“I had to.”
“I thought it was every man for himself in those situations.”
“Except you weren’t a man.”
“You didn’t know that then.”
“What I mean is you were a boy. I had an inkling you’d lied about your age.”
“How?”
He chuckled, his chest shifting against her back. “You’ll never be complimented on a fine beard now, will you?”
“Oh, I guess not.”
“And there’s something else.”
“What.”
He was quiet for a moment, then, “A long time ago I went to the seer.”
“In Ravndal?”
“No, north of my village. He told me something.”
“What?” Now she was really curious.
“He said to me that I must protect a boy from the swallow of the ocean.”
“Oh.”
“I had no idea what he meant, despite remembering it for years. It wasn’t until I saw that mast crack down on your head, then the boat lurch, flinging you overboard that I felt compelled to fulfill my destiny. Follow the path the gods had told me to track in the words of the ancient one.”
“So you jumped into the waves and grabbed me?”
“I half jumped, was also half flung, along with the rest of the men. Only the gods know where they are now.” He sighed. “So many went to feast in Valhalla that night.”
She thought of Raud, hoping guilt wouldn’t block out any other thought. Luckily it didn’t and she checked inside her heart and believed she could still feel his energy on soil. She hoped he was alive somewhere and their paths would cross again... soon. Haps even the next day, on the southward beach.

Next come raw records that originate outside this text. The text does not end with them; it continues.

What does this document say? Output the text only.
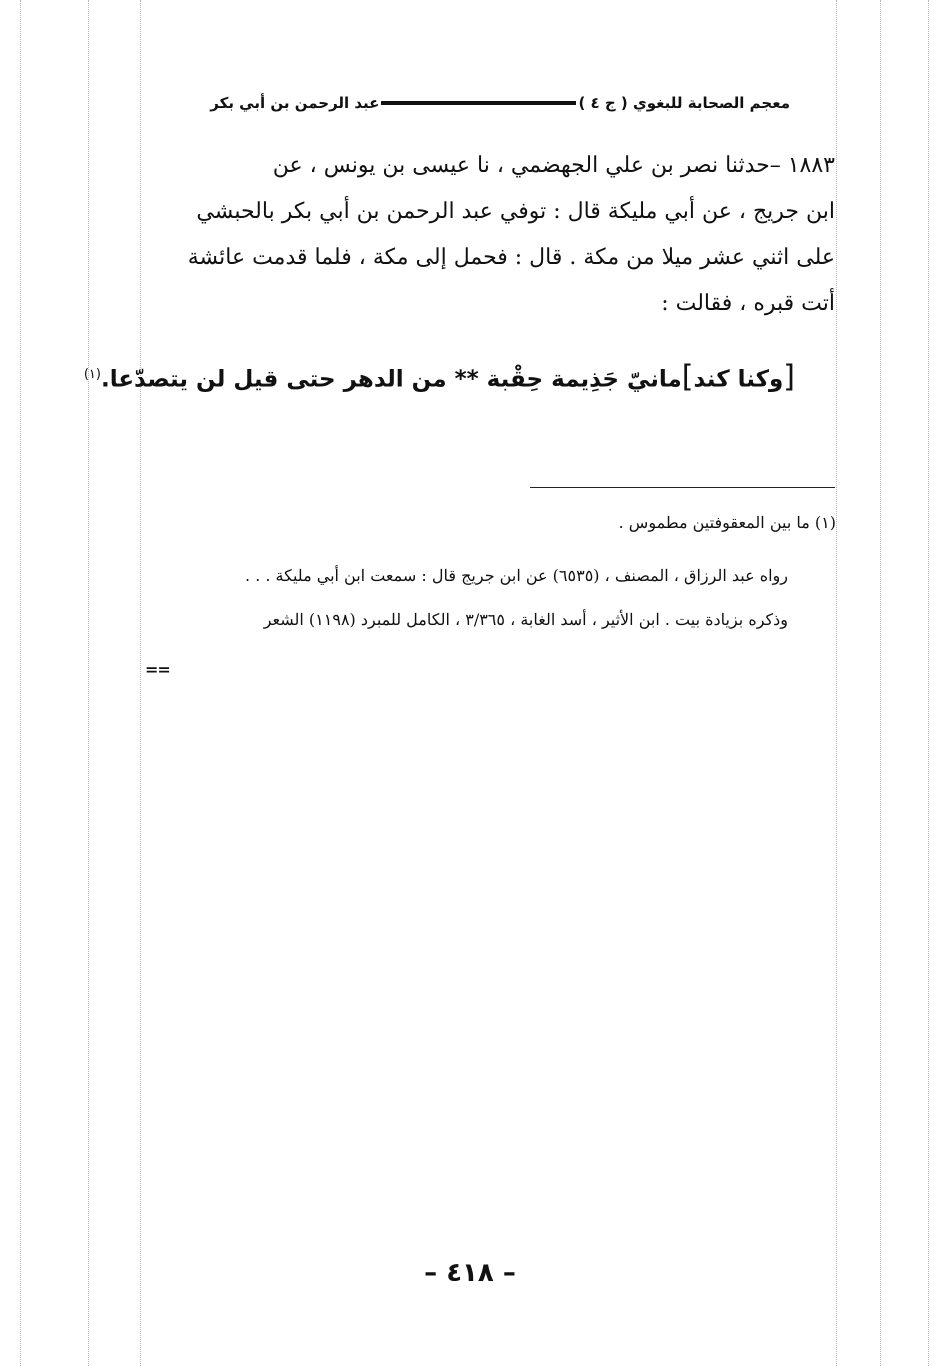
معجم الصحابة للبغوي ( ج ٤ )
عبد الرحمن بن أبي بكر

١٨٨٣ –حدثنا نصر بن علي الجهضمي ، نا عيسى بن يونس ، عن

ابن جريج ، عن أبي مليكة قال : توفي عبد الرحمن بن أبي بكر بالحبشي

على اثني عشر ميلا من مكة . قال : فحمل إلى مكة ، فلما قدمت عائشة

أتت قبره ، فقالت :

[وكنا كند]مانيّ جَذِيمة حِقْبة ** من الدهر حتى قيل لن يتصدّعا.$^{(١)}$
(١) ما بين المعقوفتين مطموس .
رواه عبد الرزاق ، المصنف ، (٦٥٣٥) عن ابن جريج قال : سمعت ابن أبي مليكة . . .
وذكره بزيادة بيت . ابن الأثير ، أسد الغابة ، ٣/٣٦٥ ، الكامل للمبرد (١١٩٨) الشعر
==
– ٤١٨ –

“Thank you,” she said. “For grabbing me, for swimming to shore with me.”
“It wasn’t easy, we were under the water a lot. I thought you’d drowned several times. And I had to rid you of your pants; they caught on some rope and rigging and were pulling you down.”
“That can’t have been easy.”
He said naught.
“Neither could it have been easy to hold me up.”
“You are not heavy.”
“But the ocean is strong.”
“So am I.” He tightened his embrace around her, as if demonstrating his power. “There was something else the seer said.”
“What?”
“If I saved the boy from the swallow of the ocean my heart would be changed forever in this life and the next.”